Calculating and displaying the far-field radiation pattern of a parabolic antenna using Julia. The case of why Julia must be a part of the engineering syllabus...

To calculate the far-field radiation pattern of a parabolic antenna, we model the aperture as a circular disk. In the far-field (Fraunhofer region), the radiation pattern is essentially the Fourier Transform of the aperture's field distribution. For a uniform circular aperture, this results in the Airy Pattern.

Parabolic Antenna Pattern in Julia

This implementation uses SpecialFunctions.jl for the Bessel function calculations and Plots.jl for visualization.

The Physics

The normalized electric field pattern $E(\theta)$ for a circular aperture of diameter $D$ is:

$$E(\theta) = \left| \frac{2 J_1(k a \sin \theta)}{k a \sin \theta} \right|$$

Where:

• $a = D/2$ (Aperture radius)

• $k = 2\pi / \lambda$ (Wavenumber)

• $J_1$ is the first-order Bessel function of the first kind.

The Julia code...

using SpecialFunctions

using Plots

# --- Parameters ---

f = 10e9 # Frequency (10 GHz)

c = 3e8 # Speed of light (m/s)

D = 1.0 # Diameter of the dish (m)

λ = c / f # Wavelength

k = 2π / λ # Wavenumber

a = D / 2 # Radius

# --- Pattern Calculation ---

# We calculate θ from -10 to 10 degrees to see the main lobe and side lobes

theta_deg = range(-10, 10, length=1000)

theta_rad = deg2rad.(theta_deg)

function calculate_pattern(θ)

if θ == 0

return 1.0 # Limit of 2*J1(x)/x as x -> 0 is 1

end

u = k * a * sin(θ)

return abs(2 * besselj1(u) / u)

end

# Calculate field and convert to Power in Decibels (dB)

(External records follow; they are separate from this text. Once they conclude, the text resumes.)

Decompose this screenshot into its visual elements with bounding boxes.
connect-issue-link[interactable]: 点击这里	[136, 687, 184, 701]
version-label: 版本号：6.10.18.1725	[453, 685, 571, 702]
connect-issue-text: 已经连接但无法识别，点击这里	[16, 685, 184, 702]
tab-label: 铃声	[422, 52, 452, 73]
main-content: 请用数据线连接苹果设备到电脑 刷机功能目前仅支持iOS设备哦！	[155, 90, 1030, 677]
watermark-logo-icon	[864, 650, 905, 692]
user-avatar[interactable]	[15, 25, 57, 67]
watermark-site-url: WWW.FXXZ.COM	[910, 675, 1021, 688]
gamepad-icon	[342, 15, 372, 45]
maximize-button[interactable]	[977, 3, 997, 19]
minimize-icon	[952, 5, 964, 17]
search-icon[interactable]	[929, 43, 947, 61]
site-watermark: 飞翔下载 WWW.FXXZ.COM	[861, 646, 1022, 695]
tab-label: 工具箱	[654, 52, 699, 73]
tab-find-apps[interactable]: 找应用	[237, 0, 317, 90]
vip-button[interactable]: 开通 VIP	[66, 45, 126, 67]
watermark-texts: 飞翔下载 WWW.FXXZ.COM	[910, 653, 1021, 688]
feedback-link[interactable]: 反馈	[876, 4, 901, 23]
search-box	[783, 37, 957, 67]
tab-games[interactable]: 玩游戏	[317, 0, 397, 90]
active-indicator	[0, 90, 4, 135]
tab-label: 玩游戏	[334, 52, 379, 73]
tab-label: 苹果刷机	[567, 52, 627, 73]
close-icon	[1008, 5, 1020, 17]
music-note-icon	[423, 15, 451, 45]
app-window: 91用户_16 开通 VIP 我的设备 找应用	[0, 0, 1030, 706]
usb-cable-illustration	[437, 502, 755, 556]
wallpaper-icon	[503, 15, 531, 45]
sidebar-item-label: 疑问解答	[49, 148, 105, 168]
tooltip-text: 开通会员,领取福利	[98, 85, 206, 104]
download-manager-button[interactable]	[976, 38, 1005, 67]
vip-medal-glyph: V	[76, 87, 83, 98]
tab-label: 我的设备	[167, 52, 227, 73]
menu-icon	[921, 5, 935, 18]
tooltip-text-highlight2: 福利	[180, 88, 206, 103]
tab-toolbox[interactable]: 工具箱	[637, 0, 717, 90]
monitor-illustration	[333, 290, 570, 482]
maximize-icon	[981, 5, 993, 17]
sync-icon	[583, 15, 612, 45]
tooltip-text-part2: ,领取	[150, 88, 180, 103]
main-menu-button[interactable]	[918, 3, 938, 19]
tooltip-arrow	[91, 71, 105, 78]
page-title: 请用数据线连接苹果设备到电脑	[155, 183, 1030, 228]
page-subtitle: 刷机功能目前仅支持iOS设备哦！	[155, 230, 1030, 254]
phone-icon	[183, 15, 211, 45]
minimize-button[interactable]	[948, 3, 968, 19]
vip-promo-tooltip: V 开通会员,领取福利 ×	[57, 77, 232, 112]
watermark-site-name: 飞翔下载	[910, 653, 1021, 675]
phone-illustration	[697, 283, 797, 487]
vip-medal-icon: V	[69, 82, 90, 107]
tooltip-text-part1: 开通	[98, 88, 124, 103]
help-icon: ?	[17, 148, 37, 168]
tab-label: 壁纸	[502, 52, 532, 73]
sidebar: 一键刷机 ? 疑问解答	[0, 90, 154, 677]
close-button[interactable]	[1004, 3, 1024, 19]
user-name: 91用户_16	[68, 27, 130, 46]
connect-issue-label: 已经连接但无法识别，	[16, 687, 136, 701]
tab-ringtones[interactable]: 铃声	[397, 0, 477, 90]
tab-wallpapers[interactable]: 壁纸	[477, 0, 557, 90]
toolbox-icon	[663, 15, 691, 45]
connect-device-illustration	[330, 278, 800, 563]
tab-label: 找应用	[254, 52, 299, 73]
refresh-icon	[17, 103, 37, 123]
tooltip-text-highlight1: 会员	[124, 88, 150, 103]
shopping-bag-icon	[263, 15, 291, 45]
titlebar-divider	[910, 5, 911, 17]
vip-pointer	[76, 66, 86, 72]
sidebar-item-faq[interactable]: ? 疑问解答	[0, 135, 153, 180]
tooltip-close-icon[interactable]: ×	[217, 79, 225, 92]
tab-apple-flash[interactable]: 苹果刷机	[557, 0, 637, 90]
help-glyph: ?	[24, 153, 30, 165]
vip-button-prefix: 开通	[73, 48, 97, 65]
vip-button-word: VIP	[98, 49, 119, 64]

E_field = [calculate_pattern(t) for t in theta_rad]

Power_dB = 20 .* log10.(E_field)

# Ensure we don't plot -Infinity for zeros

Power_dB = clamp.(Power_dB, -60, 0)

# --- Plotting ---

p = plot(theta_deg, Power_dB,

title="Far-Field Radiation Pattern (Parabolic Antenna)",

xlabel="Angle θ (degrees)",

ylabel="Relative Power (dB)",

label="Uniform Circular Aperture",

lw=2,

grid=true,

ylim=(-60, 5))

display(p)

wait()

And the output looks like the following...

The Case for Julia in the Engineering Syllabus

Julia isn't just "another language"; it is a paradigm shift specifically optimized for the technical mind. Here is why it belongs in the modern engineering curriculum:

I. Solving the "Two-Language Problem"

Traditionally, engineers are forced to learn two worlds:

1. Python/MATLAB for rapid prototyping and intuition.

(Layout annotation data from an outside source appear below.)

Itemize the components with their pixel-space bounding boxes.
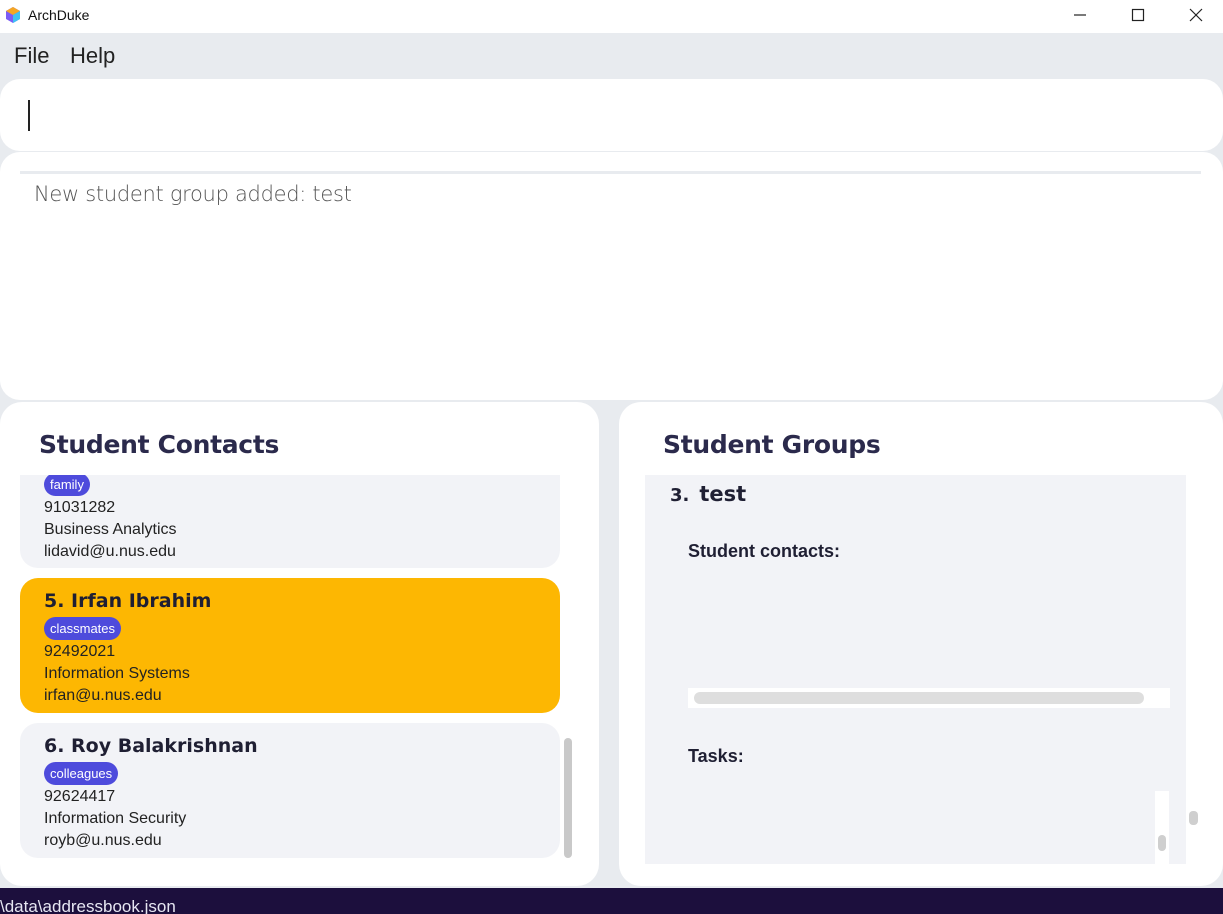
contacts-list[interactable]: family 91031282 Business Analytics lidav… (20, 475, 560, 865)
vscroll-thumb[interactable] (1158, 835, 1166, 851)
maximize-icon (1131, 8, 1145, 22)
group-tasks-label: Tasks: (688, 746, 744, 766)
minimize-button[interactable] (1052, 0, 1108, 30)
contact-email: lidavid@u.nus.edu (44, 543, 176, 560)
contact-name: 5. Irfan Ibrahim (44, 590, 212, 612)
group-name: test (699, 482, 747, 506)
minimize-icon (1074, 14, 1086, 16)
group-contacts-label: Student contacts: (688, 541, 841, 561)
group-index: 3. (670, 485, 690, 506)
contacts-panel-title: Student Contacts (39, 430, 280, 459)
menu-bar: File Help (0, 33, 1223, 78)
contact-phone: 92492021 (44, 643, 116, 660)
contact-phone: 91031282 (44, 499, 116, 516)
command-input[interactable] (24, 93, 1194, 135)
close-button[interactable] (1168, 0, 1223, 30)
text-caret (28, 100, 30, 131)
result-divider (20, 171, 1201, 174)
contact-tag: family (44, 475, 90, 496)
app-logo-icon (6, 7, 20, 23)
contact-tag: classmates (44, 617, 122, 640)
contacts-panel: Student Contacts family 91031282 Busines… (0, 402, 599, 886)
title-bar: ArchDuke (0, 0, 1223, 33)
contact-card[interactable]: 6. Roy Balakrishnan colleagues 92624417 … (20, 723, 560, 858)
contact-card[interactable]: family 91031282 Business Analytics lidav… (20, 475, 560, 568)
groups-panel: Student Groups 3. test Student contacts: … (619, 402, 1223, 886)
result-display: New student group added: test (0, 152, 1223, 400)
contact-email: irfan@u.nus.edu (44, 687, 162, 704)
contact-major: Information Security (44, 810, 187, 827)
contact-card-selected[interactable]: 5. Irfan Ibrahim classmates 92492021 Inf… (20, 578, 560, 713)
hscroll-thumb[interactable] (694, 692, 1144, 704)
contact-name: 6. Roy Balakrishnan (44, 735, 258, 757)
groups-panel-title: Student Groups (663, 430, 881, 459)
result-message: New student group added: test (34, 182, 352, 206)
contact-major: Business Analytics (44, 521, 177, 538)
group-title: 3. test (670, 482, 746, 506)
groups-scrollbar[interactable] (1189, 811, 1198, 825)
status-bar: \data\addressbook.json (0, 888, 1223, 914)
contact-phone: 92624417 (44, 788, 116, 805)
group-card[interactable]: 3. test Student contacts: Tasks: (645, 475, 1186, 864)
menu-help[interactable]: Help (70, 43, 115, 69)
contact-major: Information Systems (44, 665, 190, 682)
command-box (0, 79, 1223, 151)
close-icon (1189, 8, 1203, 22)
contact-tag: colleagues (44, 762, 119, 785)
menu-file[interactable]: File (14, 43, 49, 69)
group-tasks-vscrollbar[interactable] (1155, 791, 1169, 864)
window-title: ArchDuke (28, 7, 90, 23)
group-contacts-hscrollbar[interactable] (688, 688, 1170, 708)
contact-email: royb@u.nus.edu (44, 832, 162, 849)
contacts-scrollbar[interactable] (564, 738, 572, 858)
maximize-button[interactable] (1110, 0, 1166, 30)
status-file-path: \data\addressbook.json (0, 897, 176, 914)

2. C++/Fortran for the heavy-duty performance required in CFD, structural analysis, or real-time control systems.

Julia bridges this gap. It provides the high-level syntax of Python with the execution speed of C. Teaching Julia allows students to spend more time on engineering logic and less time on memory management or rewriting code for production.

II. Mathematical Syntax as a First-Class Citizen

In Julia, the code looks like the textbook. You can use Unicode characters ($\pi$, $\lambda$, $\theta$) directly. For a student, the cognitive load of translating a formula from a paper to a script is significantly reduced.

Example: In Python, you write math.sqrt(math.pi). In Julia, you can literally write √π.

III. Multiple Dispatch: The Engineer's OOP

Standard Object-Oriented Programming (OOP) is often a poor fit for mathematics. Math is naturally polymorphic—the way you multiply a scalar by a vector is different from a matrix by a vector, yet the operation "multiply" is conceptually the same.

Julia's Multiple Dispatch handles this naturally. It allows engineers to write generic code that works across different data types (complex numbers, dual numbers for automatic differentiation, etc.) without the architectural "boilerplate" of classic Java or C++.

IV. The SciML Ecosystem

The future of engineering is Scientific Machine Learning. Tools like DifferentialEquations.jl and ModelingToolkit.jl allow students to perform acausal modeling—defining the physics (ODEs/PDEs) and letting the compiler handle the optimization and solving. This moves the syllabus focus from "how to write an Euler solver" to "how to model a complex physical system."

Conclusion

Every engineering graduate should leave university fluent in a language that lets them think in math and run at machine speed. Julia is that language. It is not “just another tool” — it is the future of technical computing, and the sooner it enters the core syllabus (alongside Python/Matlab), the more competitive our engineers will be.